Any algorithms better than polynomial regression I am trying to fit a baseline through my data, and I am not getting close enough with polynomial regression. I used gradient descent to set the parameters.
Are there any other ways or algorithms that could get me any closer? I want to make my baseline in blue look more similar to the actual data in red.

 A: Looks like a time series with very strong (and fairly regular) seasonality. If you use R, you might want to look at function stl(), or fit a basic structural model (an easy entry point function is StructTS(), otherwise there are several packages which afford you more generality and better control of the model you want to fit).
A: The answer is ARIMA models with Intervention Detection enabled. Intervention Detection will suggest level shifts/local time trends/seasonal pulses and pulses which are needed to aid the efficient identification/ robust identification of the ARIMA structure reflecting auto-regressive memory. Please post your data in column format and advise as to the frequency of measurement. It looks to me like you might be attempting to use a very dated procedure called Fourier (a pure deterministic structure i.e. no auto-regressive component ) which fits the data based upon an assumed structure but often (nearly always) doesn't deliver a good "explanation" of the data ... consequently a picture like the one that you presented. Kudos on asking the question !
IN RESPONSE TO COMMENTS BY w.huber AND OTHERS .....:
A point in clarification.
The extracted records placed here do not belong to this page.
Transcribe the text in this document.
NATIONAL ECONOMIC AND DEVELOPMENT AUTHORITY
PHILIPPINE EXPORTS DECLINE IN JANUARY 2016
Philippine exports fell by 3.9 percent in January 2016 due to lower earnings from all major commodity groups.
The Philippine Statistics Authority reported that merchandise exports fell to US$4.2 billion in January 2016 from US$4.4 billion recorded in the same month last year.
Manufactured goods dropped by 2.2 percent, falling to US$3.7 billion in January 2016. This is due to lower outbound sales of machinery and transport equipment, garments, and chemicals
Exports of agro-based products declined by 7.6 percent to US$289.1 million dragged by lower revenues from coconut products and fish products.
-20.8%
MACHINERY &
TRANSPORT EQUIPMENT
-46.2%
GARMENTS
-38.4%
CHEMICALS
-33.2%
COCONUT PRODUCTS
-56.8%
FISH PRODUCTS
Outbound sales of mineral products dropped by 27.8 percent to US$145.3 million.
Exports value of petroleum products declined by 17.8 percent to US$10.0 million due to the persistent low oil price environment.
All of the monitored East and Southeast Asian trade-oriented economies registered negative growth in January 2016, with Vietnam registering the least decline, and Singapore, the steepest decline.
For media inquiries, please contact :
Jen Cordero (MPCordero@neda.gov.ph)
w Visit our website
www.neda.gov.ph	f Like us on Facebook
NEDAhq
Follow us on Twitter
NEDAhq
Intervention Detection (ID) and Power Transforms(PT) like logs are forms of transformations. ID deals with adjusting vales for unspecified deterministic structure while PT deals with uncoupling error variance relationships with the expected value. The whole idea is to as little transformation as necessary much like a doctor prescribing the least form of treatment . As @w.huber correctly points out , you need to prove a dependence between the error variance and the expected value before you apply a PT. When (and why) should you take the log of a distribution (of numbers)? might help you.
A: Think you have your answer. 
But would add that it may be useful to log your data. Then consider doing regular (d) and/or seasonal (D) differencing. The resultant series should be much easier to model. I'm not confident d/D is necessary, but some form of transformation likely is necessary. Hard to tell from graph, but it appears that the volatility increases with time/linear trend. 
The models suggested (by the other answers) will give you better forecasts and decomposition of the series, but with some transformation of the time series you can often fit a good-enough polynomial. 
UPDATE:
(1) As mentioned below, it is unclear if the volatility is directly proportional to the level. If so log transformation is helpful. Otherwise perhaps not.
(2) Square root transformations are underused, but also often helpful in these settings.